The Fuck-it List
Copyright© 2025 by ahorsewithnoname
Chapter 3
Erotica Sex Story: Chapter 3 - Award-winning erotic adventure of a lifetime, with two good friends fulfilling one's bucket list item in the wilds of Arizona. White-water rafting the Colorado river is daring; when it's at an all-time high, it becomes a face-off with death, where an unlikely hero surfaces. Mixed with lots of sex, romance and a splash of humor, this romp is a thriller AND explains the author's pen name origin! You can view reader's comments over at Bookapy.
Caution: This Erotica Sex Story contains strong sexual content, including Ma/Fa Consensual Heterosexual Fiction Anal Sex Oral Sex Safe Sex
When you come upon the Chapel of the Holy Cross, you have a surreal expectation of the hand of God just picking this structure up from somewhere else and depositing it on these two large, red rock formations.
“Yer’ gonna’ catch flies, son,” observed Rich, my jaw dropping at the sheer spectacle before me.
We spent about an hour there, learning the history of the Chapel, and I was blown away by the cross itself. It’s an integral part of the structure of the building, and it honestly looked like it had been wedged in between these massive rock formations.
We went outside and Rich got sidetracked talking to a couple of young nuns, so I meandered away a bit, looking to get some of the local flavor by taking in the incredible landscape.
As I walked down this path and turned left around an outcropping, I came upon a young girl, well, mid-teens I guess. She was dressed in some casual clothes, and she also had a horse with her.
“Hello,” I said, trying to look friendly and hoping I wasn’t gonna’ scare her away.
“Hey,” was the reply. She seemed a bit distracted.
“You ok?” I asked.
She got up on the horse and then looked back at me.
“I’m fine, mister.

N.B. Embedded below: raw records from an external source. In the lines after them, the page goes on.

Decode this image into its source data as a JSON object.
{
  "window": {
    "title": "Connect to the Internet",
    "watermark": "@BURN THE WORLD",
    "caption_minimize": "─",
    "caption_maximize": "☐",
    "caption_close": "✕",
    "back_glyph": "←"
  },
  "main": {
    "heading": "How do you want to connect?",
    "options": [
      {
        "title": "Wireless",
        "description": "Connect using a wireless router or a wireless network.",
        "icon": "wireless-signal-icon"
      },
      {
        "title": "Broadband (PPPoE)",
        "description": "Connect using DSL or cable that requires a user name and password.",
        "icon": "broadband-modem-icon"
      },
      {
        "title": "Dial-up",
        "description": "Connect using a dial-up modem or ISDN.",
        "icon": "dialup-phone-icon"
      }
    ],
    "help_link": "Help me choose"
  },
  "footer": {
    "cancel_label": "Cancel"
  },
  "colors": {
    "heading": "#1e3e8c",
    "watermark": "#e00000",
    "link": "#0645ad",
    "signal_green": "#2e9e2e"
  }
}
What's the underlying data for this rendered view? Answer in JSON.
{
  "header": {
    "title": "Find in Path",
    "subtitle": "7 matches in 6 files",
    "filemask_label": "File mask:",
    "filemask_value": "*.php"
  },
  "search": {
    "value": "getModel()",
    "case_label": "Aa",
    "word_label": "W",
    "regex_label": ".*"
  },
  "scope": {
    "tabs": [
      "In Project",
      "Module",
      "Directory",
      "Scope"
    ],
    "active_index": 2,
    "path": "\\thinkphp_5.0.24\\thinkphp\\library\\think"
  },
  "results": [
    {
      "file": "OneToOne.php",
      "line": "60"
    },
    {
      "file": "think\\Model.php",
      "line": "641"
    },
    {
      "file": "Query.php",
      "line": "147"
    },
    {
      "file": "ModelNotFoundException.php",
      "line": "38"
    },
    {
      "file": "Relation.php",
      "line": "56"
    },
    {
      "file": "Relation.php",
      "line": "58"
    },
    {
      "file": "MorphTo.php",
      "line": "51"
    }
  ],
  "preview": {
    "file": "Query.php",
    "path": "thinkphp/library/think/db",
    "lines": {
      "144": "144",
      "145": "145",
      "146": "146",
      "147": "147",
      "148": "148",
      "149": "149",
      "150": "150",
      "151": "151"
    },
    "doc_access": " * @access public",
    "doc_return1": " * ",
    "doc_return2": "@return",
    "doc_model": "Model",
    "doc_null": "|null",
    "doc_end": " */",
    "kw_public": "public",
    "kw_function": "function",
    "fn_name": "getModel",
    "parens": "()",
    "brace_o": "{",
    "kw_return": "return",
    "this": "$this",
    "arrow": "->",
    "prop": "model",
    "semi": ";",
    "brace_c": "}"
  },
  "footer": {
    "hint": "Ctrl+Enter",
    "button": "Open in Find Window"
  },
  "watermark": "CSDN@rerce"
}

Just gonna’ go take a ride into the desert. Me and Gee.”
“Gee?” I wondered if she had named her horse after the song Me and Bobby McGee. I asked her.
She looked back over her shoulder one last time before moving out of view.
“Geen Naam. That’s his name. Look it up, mister.” She laughed at an obvious private joke, and then she was gone.
When I got back, Rich was wrapping up his conversation about flying with the nuns and we were ready to move on.
Back in the Hummer, heading north, I told him of my encounter with the girl.
“Hitting on a 15-year-old, huh?” He was back to poking fun at me.
“Well, you were no better, trying to hook us up with a couple of nuns!”
He roared. “Touché!”
A few minutes later he was texting a close friend of his and asked for that name again, and I repeated what the girl had said.
“Geen Nam? Sounds foreign.”
A minute or so later he snorted. “She said that we’re both idiots, that it means ‘no name’.” We both looked at each other and said “Horse!” at the same time, then agreed that when we got back we’d tell Horse that he had a story to write about that girl and HER horse with no name.
I got the joke now, why the girl laughed when I’d inquired about her horse’s name ... no name. Kids, sheesh.
The rest of the ride to the Canyon, and, you called it “the Canyon” if you wanted to sound local and not use the touristy “GRAND CANYON!”, was without incident.
The most amazing thing about the Canyon was its sheer size. If you ask, most people can roughly guess that it’s about four to five miles wide, actually up to 18 at its widest point. But most don’t have a clue that it’s over 200 miles long!
When arriving at the Grand Canyon Visitor Center, you can’t help but get a feeling of great expectation, of something that’s far, far bigger than yourself. Rich and I made our way toward Mather Point, a popular choice for visitors of the South Rim.
As we walked, I noticed Rich slowing down a bit as we got closer. From our vantage point, you could see across the Canyon toward the North Rim, but you couldn’t yet see down into it very well.
Then I remembered the phobia.
“You okay?” I asked, in sotto voce, so as not to alert other visitors and potentially embarrass him.
He nodded slightly, and replied, “You go on, I’ll catch up.”
I nodded and continued my trek toward the vista point. There were others there, but it was by no means crowded. Some people had binoculars; I was initially content to take in the wide-angle view. If I believed in God, I could see where I’d think this was one place on Earth where he dug a bit.
Popping a few quarters into one of the Visitor Center’s binocular-like viewing ports, I was able to look deeply into the Canyon, down to where the Colorado was snaking its way through. Although I mostly ignored the conversations around me, when a young boy asked his Mom a question, I instantly became alert.
“Mommy? Why is that older man standing over there?”